As I stood there in an empty pew a few rows back from where everyone else stood singing I got so caught up in the moment like I did every Sunday night at my youth groups worship time.
Worship always freed me. Not Sunday morning worship, Sunday night. At youth group. Not that our worship pastor wasn't good, but it all had to do with the atmosphere; who I was around, what songs we were singing, that sort of thing. I had never stood in my own pew before for worship until last week when I had left the sanctuary for a moment, when I came back I didn't want to disturb anyone so i went to one of the end rows.
It was amazing.
From there I could see everyone being so undignified for the Lord. People were standing on the pews, ballroom dancing, raising their hands and just being crazy on fire for God.
The sight brought a huge smile to my face. It made me dance too. I realized that it was here, sitting in the way back, yet surrounded by people, that I found I could be undignified too. It was a feeling I couldn't explain to you.
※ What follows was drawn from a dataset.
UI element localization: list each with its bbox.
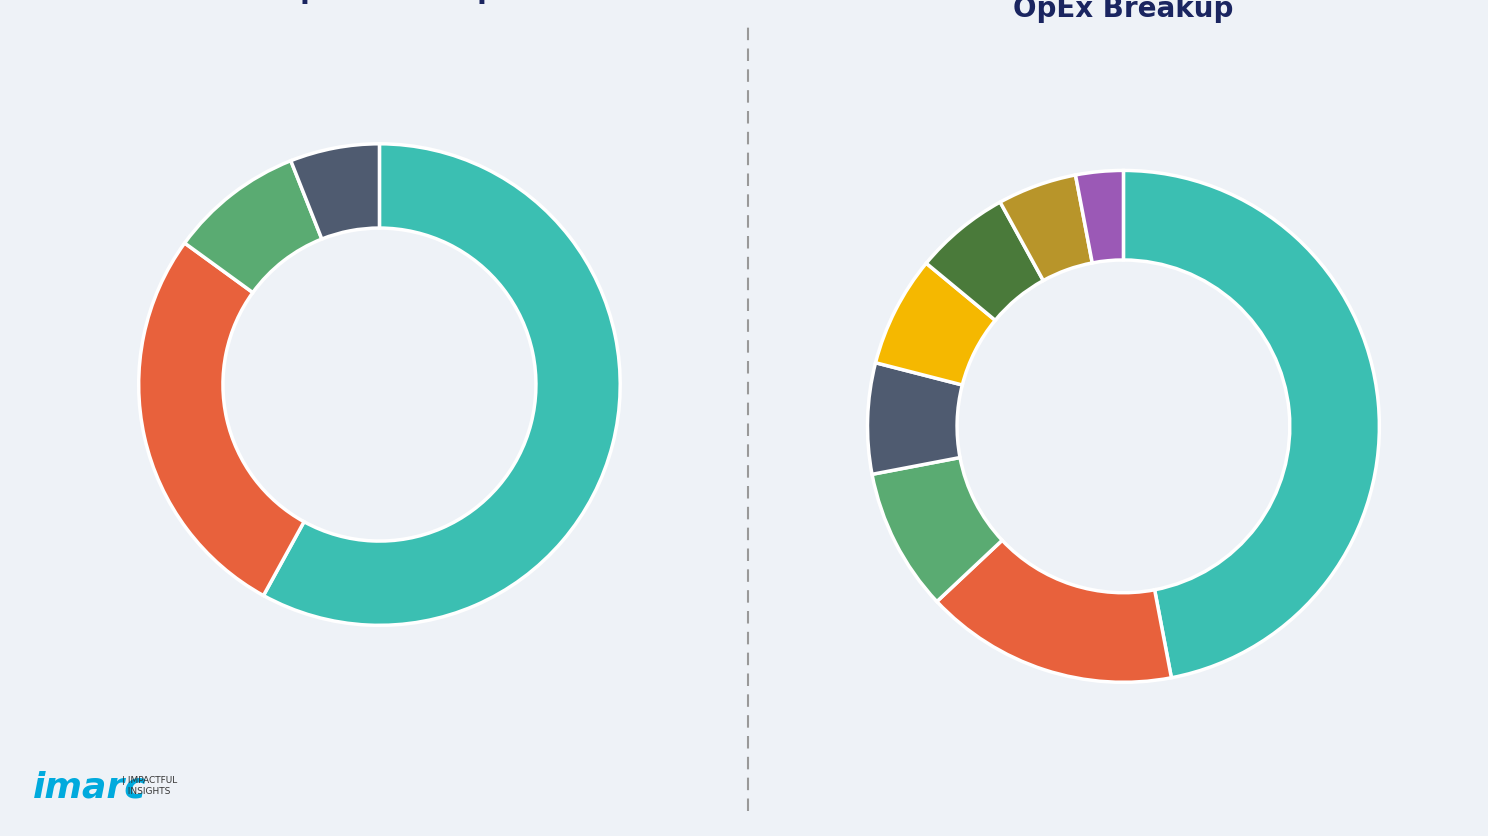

It wasn't something I could get a Sunday morning church service. Only here.
When I listened to the songs I sang my heart out. Whenever I'm there it's just me and God. I know that no matter where I am or what I'm dealing with that God is holding me. It's just a sense of comfort that I crave all week long for.
Teenagers from all different backgrounds with all different stories coming together to worship God.
It was truly amazing.
One of my favorite things is watching everyone else worship. Their hands are raised high and you can just tell that they have such a heart for God. It's awesome.
I'm so thankful for those moments, though I wish they would last longer then a couple of songs.
Thank you for everyone who has inspired me over the years and who continue to inspire me. Thank you for all you teenagers that love God and aren't afraid to show it. You truly amaze me.